JSON.stringify is part of the standard JS spec: https://developer.mozilla.org/en-US/docs/Web/JavaScript/Refe...

JSON5.parse() is part of JSON5's API: https://json5.org/#json5parse

So any project that includes both standard JS and JSON5 could literally copy and paste this code. You're still importing JSON5, but you would presumably have to do that anyways to use JSON5.

3 comments

> So any project that includes both standard JS and JSON5 could literally copy and paste this code

is not a convincing reply to

> so parsers already exist in every language

Personally, I like some of the ideas of JSON5, but it isn't compatible with JSON as implemented. Altering existing systems to use it isn't as trivial as you imply. And requires taking on new dependencies.

You'd have to rewrite anything using json_encode() and json_decode() in PHP, or the equivalent standard functions/methods in Python, C#, etc. And also take on another dependency.

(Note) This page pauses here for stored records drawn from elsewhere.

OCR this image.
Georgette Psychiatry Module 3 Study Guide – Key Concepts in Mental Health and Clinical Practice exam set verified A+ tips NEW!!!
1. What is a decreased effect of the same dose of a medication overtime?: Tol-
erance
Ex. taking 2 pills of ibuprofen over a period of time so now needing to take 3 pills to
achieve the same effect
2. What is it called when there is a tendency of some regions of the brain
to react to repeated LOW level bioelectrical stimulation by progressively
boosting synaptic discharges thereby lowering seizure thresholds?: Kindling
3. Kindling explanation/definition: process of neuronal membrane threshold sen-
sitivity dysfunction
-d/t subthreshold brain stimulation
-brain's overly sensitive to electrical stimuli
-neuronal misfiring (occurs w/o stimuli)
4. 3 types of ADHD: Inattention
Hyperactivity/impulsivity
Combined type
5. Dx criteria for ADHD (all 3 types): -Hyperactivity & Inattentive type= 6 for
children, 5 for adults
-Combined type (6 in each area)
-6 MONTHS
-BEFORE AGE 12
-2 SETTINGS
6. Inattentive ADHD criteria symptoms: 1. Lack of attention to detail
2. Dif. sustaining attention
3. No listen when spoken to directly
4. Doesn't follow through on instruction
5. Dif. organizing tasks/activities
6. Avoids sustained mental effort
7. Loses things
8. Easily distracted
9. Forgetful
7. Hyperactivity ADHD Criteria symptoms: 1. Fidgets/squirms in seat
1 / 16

And maybe lose performance.

And then you sometimes may have to know whether you're dealing with JSON or JSON5, and what the program on the other end of the line produces or expects and can handle.

For new greenfield projects it might be worthwhile. But most of the world runs on legacy code and many prefer to stick to the standards and minimize dependencies. So it's not that simple.

That doesn't mean it's bad though. Like anything else in software, it's a trade-off.

What about the vast majority of languages that aren’t JavaScript?